A struggle for control is taking place amongst the leaders of dairy giant Fonterra, New Zealand’s biggest company.
Appointed on 12 September, incoming company chairman Henry van der Heyden has been clashing with the existing CEO Craig Norgate. The new chairman quickly began to take hands-on control of Fonterra, which led to tensions between the two leaders, whose common aim is to take the company forward.
“Craig and I realise that I am the chairman and he’s the CEO … that they are different roles,” Van der Heyden told Sunday Star-Times.
“The role of the board is to set the direction of the company and we hold management accountable to execute and implement the strategy. That’s the way I plan to run the company.”
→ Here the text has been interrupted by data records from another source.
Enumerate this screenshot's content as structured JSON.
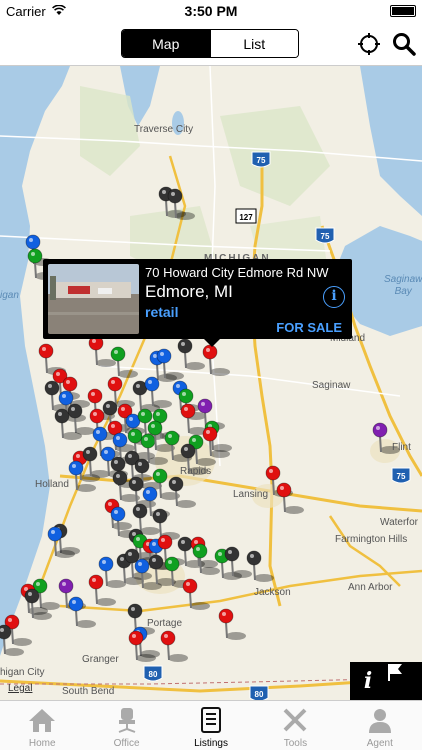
{
  "status_bar": {
    "carrier": "Carrier",
    "time": "3:50 PM"
  },
  "header": {
    "segments": [
      {
        "label": "Map",
        "selected": true
      },
      {
        "label": "List",
        "selected": false
      }
    ],
    "icons": [
      "locate-icon",
      "search-icon"
    ]
  },
  "map": {
    "labels": {
      "traverse_city": "Traverse City",
      "michigan": "MICHIGAN",
      "saginaw_bay": "Saginaw\nBay",
      "midland": "Midland",
      "saginaw": "Saginaw",
      "flint": "Flint",
      "holland": "Holland",
      "rapids": "Rapids",
      "lansing": "Lansing",
      "waterford": "Waterfor",
      "farmington_hills": "Farmington Hills",
      "ann_arbor": "Ann Arbor",
      "jackson": "Jackson",
      "portage": "Portage",
      "granger": "Granger",
      "south_bend": "South Bend",
      "michigan_city": "higan City",
      "lake_michigan": "igan",
      "i75_a": "75",
      "i75_b": "75",
      "i75_c": "75",
      "us127": "127",
      "i80": "80",
      "i80b": "80"
    },
    "legal": "Legal",
    "pin_colors": {
      "red": "#e01010",
      "green": "#10a020",
      "blue": "#1060e0",
      "gray": "#333333",
      "purple": "#8020b0"
    }
  },
  "callout": {
    "address": "70 Howard City Edmore Rd NW",
    "city": "Edmore, MI",
    "type": "retail",
    "status": "FOR SALE",
    "info_glyph": "i"
  },
  "map_buttons": {
    "info_glyph": "i",
    "flag_icon": "flag-icon"
  },
  "tabs": [
    {
      "label": "Home",
      "icon": "home-icon",
      "active": false
    },
    {
      "label": "Office",
      "icon": "office-chair-icon",
      "active": false
    },
    {
      "label": "Listings",
      "icon": "listings-icon",
      "active": true
    },
    {
      "label": "Tools",
      "icon": "tools-icon",
      "active": false
    },
    {
      "label": "Agent",
      "icon": "agent-icon",
      "active": false
    }
  ]
}
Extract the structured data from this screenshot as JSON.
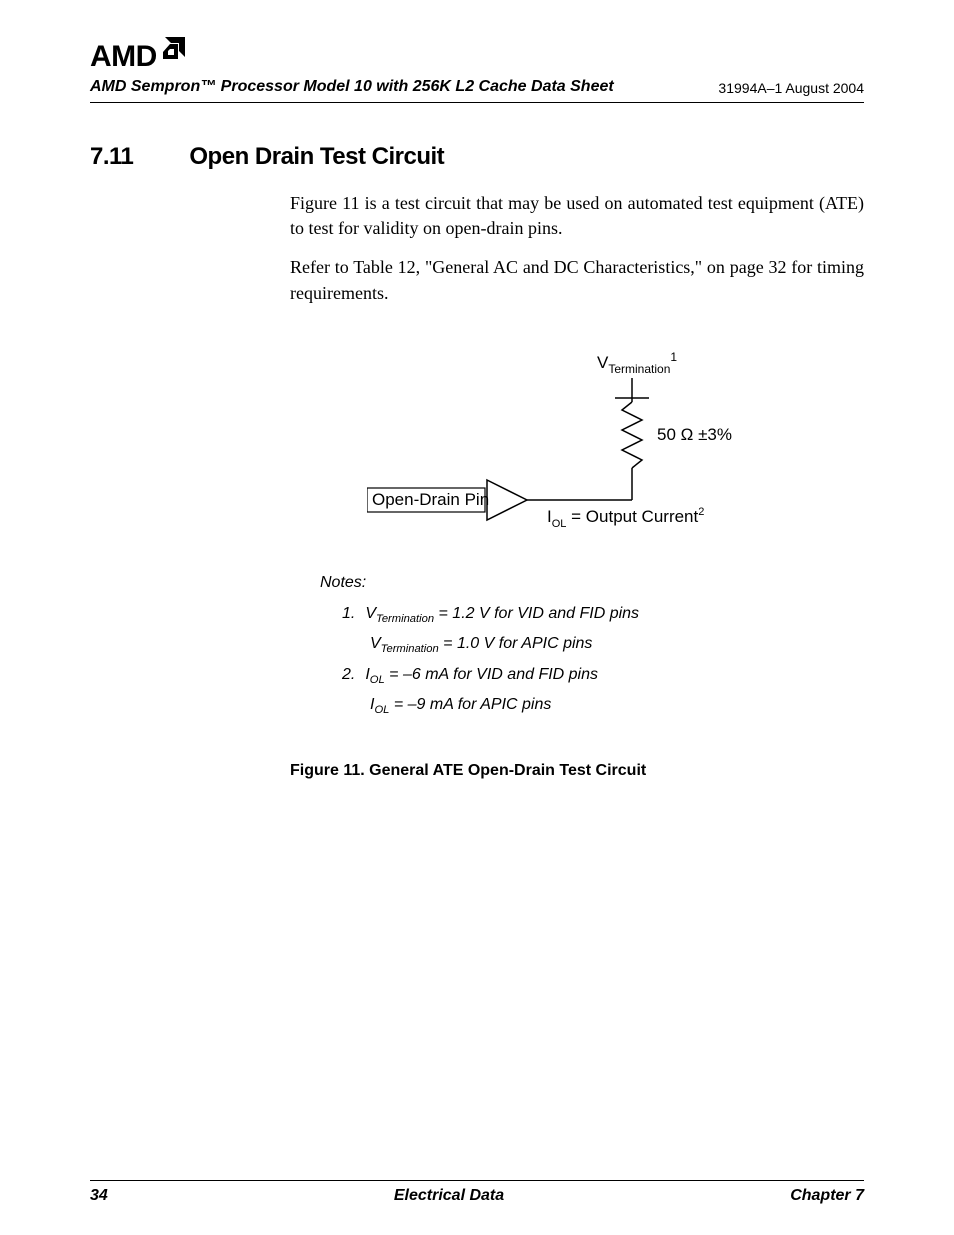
{
  "brand": {
    "text": "AMD",
    "icon": "◨"
  },
  "header": {
    "doc_title": "AMD Sempron™ Processor Model 10 with 256K L2 Cache Data Sheet",
    "doc_code": "31994A–1 August 2004"
  },
  "section": {
    "number": "7.11",
    "title": "Open Drain Test Circuit",
    "para1": "Figure 11 is a test circuit that may be used on automated test equipment (ATE) to test for validity on open-drain pins.",
    "para2": "Refer to Table 12, \"General AC and DC Characteristics,\" on page 32 for timing requirements."
  },
  "circuit": {
    "vterm_label_prefix": "V",
    "vterm_label_sub": "Termination",
    "vterm_label_sup": "1",
    "resistor_label": "50 Ω ±3%",
    "pin_label": "Open-Drain Pin",
    "iol_prefix": "I",
    "iol_sub": "OL",
    "iol_rest": " = Output Current",
    "iol_sup": "2"
  },
  "notes": {
    "heading": "Notes:",
    "n1_num": "1.",
    "n1a": {
      "pre": "V",
      "sub": "Termination",
      "rest": " = 1.2 V for VID and FID pins"
    },
    "n1b": {
      "pre": "V",
      "sub": "Termination",
      "rest": " = 1.0 V for APIC pins"
    },
    "n2_num": "2.",
    "n2a": {
      "pre": "I",
      "sub": "OL",
      "rest": " = –6 mA for VID and FID pins"
    },
    "n2b": {
      "pre": "I",
      "sub": "OL",
      "rest": " = –9 mA for APIC pins"
    }
  },
  "figure_caption": "Figure 11.   General ATE Open-Drain Test Circuit",
  "footer": {
    "page_number": "34",
    "center": "Electrical Data",
    "right": "Chapter 7"
  }
}
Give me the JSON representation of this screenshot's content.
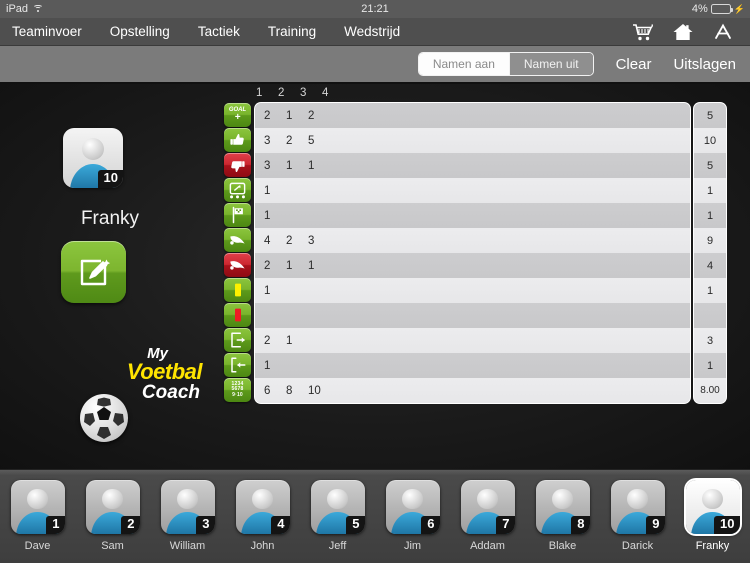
{
  "status_bar": {
    "device": "iPad",
    "wifi_icon": "wifi-icon",
    "time": "21:21",
    "battery_percent": "4%",
    "battery_level": 4,
    "charging_icon": "lightning-bolt-icon"
  },
  "nav_bar": {
    "items": [
      {
        "label": "Teaminvoer"
      },
      {
        "label": "Opstelling"
      },
      {
        "label": "Tactiek"
      },
      {
        "label": "Training"
      },
      {
        "label": "Wedstrijd"
      }
    ],
    "icons": [
      {
        "name": "shopping-cart-icon"
      },
      {
        "name": "home-icon"
      },
      {
        "name": "app-store-icon"
      }
    ]
  },
  "toolbar": {
    "segmented": {
      "options": [
        {
          "label": "Namen aan",
          "selected": true
        },
        {
          "label": "Namen uit",
          "selected": false
        }
      ]
    },
    "clear_label": "Clear",
    "results_label": "Uitslagen"
  },
  "player_panel": {
    "avatar_number": "10",
    "player_name": "Franky",
    "edit_icon": "edit-pencil-square-icon"
  },
  "logo": {
    "line1": "My",
    "line2": "Voetbal",
    "line3": "Coach",
    "accent_color": "#ffe400",
    "ball_icon": "soccer-ball-icon"
  },
  "stat_table": {
    "column_headers": [
      "1",
      "2",
      "3",
      "4"
    ],
    "rows": [
      {
        "icon": "goal-plus-icon",
        "icon_color": "green",
        "values": [
          "2",
          "1",
          "2",
          ""
        ],
        "total": "5"
      },
      {
        "icon": "thumbs-up-icon",
        "icon_color": "green",
        "values": [
          "3",
          "2",
          "5",
          ""
        ],
        "total": "10"
      },
      {
        "icon": "thumbs-down-icon",
        "icon_color": "red",
        "values": [
          "3",
          "1",
          "1",
          ""
        ],
        "total": "5"
      },
      {
        "icon": "assist-pass-icon",
        "icon_color": "green",
        "values": [
          "1",
          "",
          "",
          ""
        ],
        "total": "1"
      },
      {
        "icon": "corner-flag-icon",
        "icon_color": "green",
        "values": [
          "1",
          "",
          "",
          ""
        ],
        "total": "1"
      },
      {
        "icon": "kick-shot-green-icon",
        "icon_color": "green",
        "values": [
          "4",
          "2",
          "3",
          ""
        ],
        "total": "9"
      },
      {
        "icon": "kick-shot-red-icon",
        "icon_color": "red",
        "values": [
          "2",
          "1",
          "1",
          ""
        ],
        "total": "4"
      },
      {
        "icon": "yellow-card-icon",
        "icon_color": "green",
        "values": [
          "1",
          "",
          "",
          ""
        ],
        "total": "1"
      },
      {
        "icon": "red-card-icon",
        "icon_color": "green",
        "values": [
          "",
          "",
          "",
          ""
        ],
        "total": ""
      },
      {
        "icon": "substitute-out-icon",
        "icon_color": "green",
        "values": [
          "2",
          "1",
          "",
          ""
        ],
        "total": "3"
      },
      {
        "icon": "substitute-in-icon",
        "icon_color": "green",
        "values": [
          "1",
          "",
          "",
          ""
        ],
        "total": "1"
      },
      {
        "icon": "rating-numbers-icon",
        "icon_color": "green",
        "values": [
          "6",
          "8",
          "10",
          ""
        ],
        "total": "8.00"
      }
    ]
  },
  "player_bar": {
    "players": [
      {
        "number": "1",
        "name": "Dave",
        "selected": false
      },
      {
        "number": "2",
        "name": "Sam",
        "selected": false
      },
      {
        "number": "3",
        "name": "William",
        "selected": false
      },
      {
        "number": "4",
        "name": "John",
        "selected": false
      },
      {
        "number": "5",
        "name": "Jeff",
        "selected": false
      },
      {
        "number": "6",
        "name": "Jim",
        "selected": false
      },
      {
        "number": "7",
        "name": "Addam",
        "selected": false
      },
      {
        "number": "8",
        "name": "Blake",
        "selected": false
      },
      {
        "number": "9",
        "name": "Darick",
        "selected": false
      },
      {
        "number": "10",
        "name": "Franky",
        "selected": true
      }
    ]
  }
}
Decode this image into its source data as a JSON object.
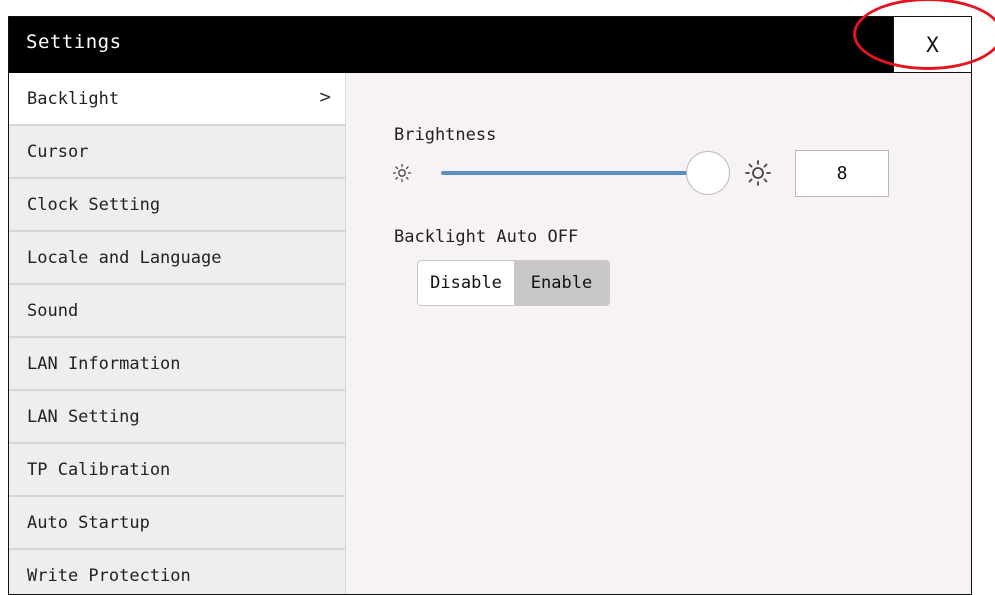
{
  "window": {
    "title": "Settings",
    "close_label": "X"
  },
  "sidebar": {
    "items": [
      {
        "label": "Backlight",
        "active": true
      },
      {
        "label": "Cursor"
      },
      {
        "label": "Clock Setting"
      },
      {
        "label": "Locale and Language"
      },
      {
        "label": "Sound"
      },
      {
        "label": "LAN Information"
      },
      {
        "label": "LAN Setting"
      },
      {
        "label": "TP Calibration"
      },
      {
        "label": "Auto Startup"
      },
      {
        "label": "Write Protection"
      }
    ],
    "active_chevron": ">"
  },
  "backlight": {
    "brightness_label": "Brightness",
    "brightness_value": "8",
    "auto_off_label": "Backlight Auto OFF",
    "options": [
      "Disable",
      "Enable"
    ],
    "selected": "Enable"
  },
  "icons": {
    "dim": "sun-small-icon",
    "bright": "sun-large-icon",
    "chevron": "chevron-right-icon"
  },
  "colors": {
    "titlebar": "#000000",
    "slider_track": "#5b90c5",
    "annotation": "#e4141f",
    "selected_segment": "#c9c6c9"
  }
}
Van der Heyden admitted that he and Norgate were once fierce competitors, but now the two men have shared objectives. Having worked with four different chairmen in the last ten years, Norgate has come to expect different styles. But he maintains that he and Van der Heyden have the same priorities and no philosophical differences.
Fonterra is aiming to reduce costs significantly in order to keep a promise it has made to farmer members that NZ$300m (US$140.8m) more will be available by year three.
Despite the emphasis on cost reduction that includes trying to cut the company’s $72m consultants bill, Van der Heyden is alleged to have been advised by public relations firm Baldwin Boyle.